(229p) Adhesion-Based Tumor Cells Capture Using Nanotopography

Circulating tumor cells (CTCs) shed from primary tumors, transport through the blood stream to distant sites, and cause 90% of cancer deaths. Although different techniques have been developed to isolate CTCs for cancer detection, diagnosis and treatment, the heterogeneity of expression of the target antigen and the significant size variance in CTCs limit clinical applications of antibody- and size-based isolation techniques. Cell adhesion using nanotopography has been suggested as a promising approach to isolate CTCs independent of surface marker expression or size of CTCs. However, the influence of nanotopography configuration (geometry and dimensions) on CTC capture efficiency has not been fully investigated.

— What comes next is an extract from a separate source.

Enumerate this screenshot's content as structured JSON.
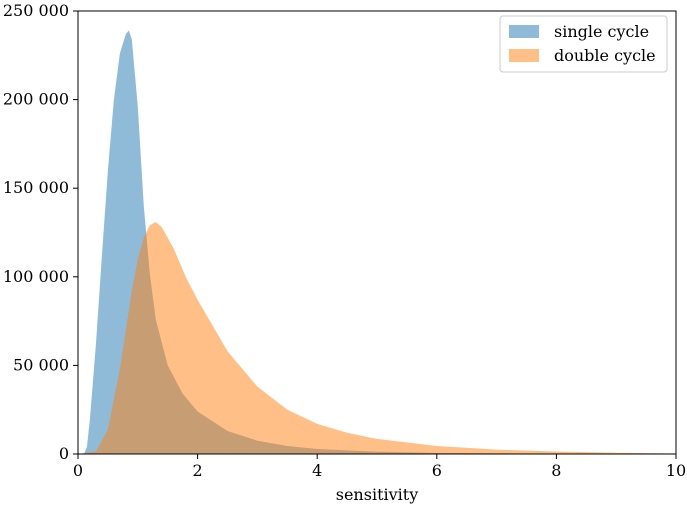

This study examined capture performance of several cancer cell lines of different types, surface marker expression and metastatic status on nanotopographies of various geometries and dimensions. The cancer cells exhibited differential capture performance with an efficiency up to 52% on the nanotopographies without antibody conjugation. Compared with flat surfaces and isotropic, discrete nanopillars, anisotropic nanogratings favored cancer cell adhesion, thus improving the capture efficiency. The cancer cells were less sensitive to the height range studied. By optimizing the nanotopography configuration and performing appropriate surface modification, the CTC capture efficiency was further improved. This study is expected to shed light on optimization of nanotopography to improve adhesion-based CTC capture technique.